Pubblichiamo un intervento della giornalista Giovanna Visco
Quasi 1miliardo e 400 milioni di persone, di cui oltre il 33% urbanizzato, è la cifra del principale mercato mondiale della domanda di olio alimentare: l’india, da cui dipendono le principali rotte dei traffici internazionali e le economie dei principali paesi esportatori di questa commodity.

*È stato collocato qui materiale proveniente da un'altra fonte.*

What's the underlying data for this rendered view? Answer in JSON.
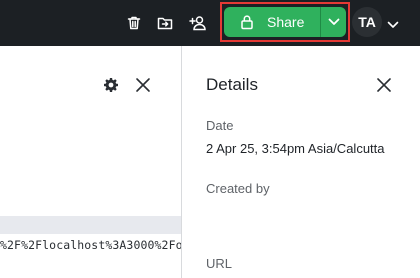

È il caso della Malaysia, 2° produttore mondiale di olio di palma dopo l’Indonesia, con 600.000 piccoli agricoltori e un’occupazione di settore di quasi un milione di unità, che si è vista bloccare dall’India gli acquisti del suo olio raffinato, a seguito delle critiche politiche contro il governo di Nuova Delhi espresse dal primo ministro malese, Mohathir Mohamad, riferite alla promulgazione della legge sulla cittadinanza, che discrimina i musulmani, e alle azioni intraprese nello Jammu e Kashimir lo scorso settembre.
Per il blocco commerciale della commodity in India, dal 2015 principale cliente con un trend di crescita che nel 2019 ha drenato ¼ dell’export malese, nel primo bimestre dell’anno la Malaysia ha registrato un crollo complessivo di export di olio di palma del 54% ed una discesa dei future di oltre il 20%. A gennaio i suoi flussi di olio di palma raffinato verso l’India, che hanno coinvolto anche quelli del grezzo, registravano il -85% e a febbraio il -91%, portando alle dimissioni del primo ministro e alla formazione di un nuovo governo guidato da Nuhyiddin Yassin, avvenute lo scorso 24 febbraio.
L’obiettivo della Malaysia ora è di riportare alla distensione i rapporti diplomatici tra i due paesi, per la ripresa dei traffici commerciali di olio di palma, così come auspicato dalla Malaysian Palm Oil Association, ma il Paese guarda anche a ridurre la dipendenza, allargando l’orizzonte dei mercati di riferimento verso Russia e Medio Oriente, da affiancare a quelli principali di India, Cina e paesi Ue, e sta pensando ad azioni mirate per affrontare la discriminazione contro l’olio di palma fomentate da diverse campagne internazionali.
La questione diplomatica India-Malaysia ha avuto ripercussioni dirette sui traffici internazionali di olio di palma, incrementando la domanda indiana della commodity verso l’Indonesia, primo produttore mondiale con la quota del 55%, che a sua volta ha dirottato i carichi a discapito di altri paesi importatori, tra i quali Pakistan, Arabia Saudita, Ghana, Bangladesh, che a loro volta si sono rivolti al mercato malese.
A questo si aggiunge il graduale orientamento indiano verso prodotti oleari alternativi, causato dal rincaro dell’olio di palma indonesiano, il più competitivo sul mercato, che già in rialzo dall’anno scorso a causa della crescita del suo impiego nel biodiesel (già tra luglio e dicembre 2019 i prezzi di mercato dell’olio di palma avevano registrato aumenti fino al 60%), è rimbalzato ulteriormente con il surplus della domanda indiana di questi ultimi mesi, benché attualmente calmierato dagli effetti coronavirus.
A gennaio 2020 l’import indiano di olio di palma è sceso del 27%, ma è aumentato del 40% quello di soia e del 51% quello di girasole (dati SEA), uno spostamento favorito dalla politica doganale indiana che ha sottoposto a licenza gli import di oli vegetali raffinati, contribuendo a favorire l’ingresso di olio di semi di girasole da Ucraina e Russia, e quello di soia dall’Argentina. Nel I trimestre 2019/2020, l’import di olio di palma è sceso a 2 milioni di tonn (14%), mentre soia e girasole sono saliti a 1,36 milioni tonn (26%) (dati SEA), determinando un aumento, finora ancora contenuto per effetto coronavirus, delle loro quotazioni: i prezzi della soia nel Board of Trade di Chicago sono aumentati di 1,48%.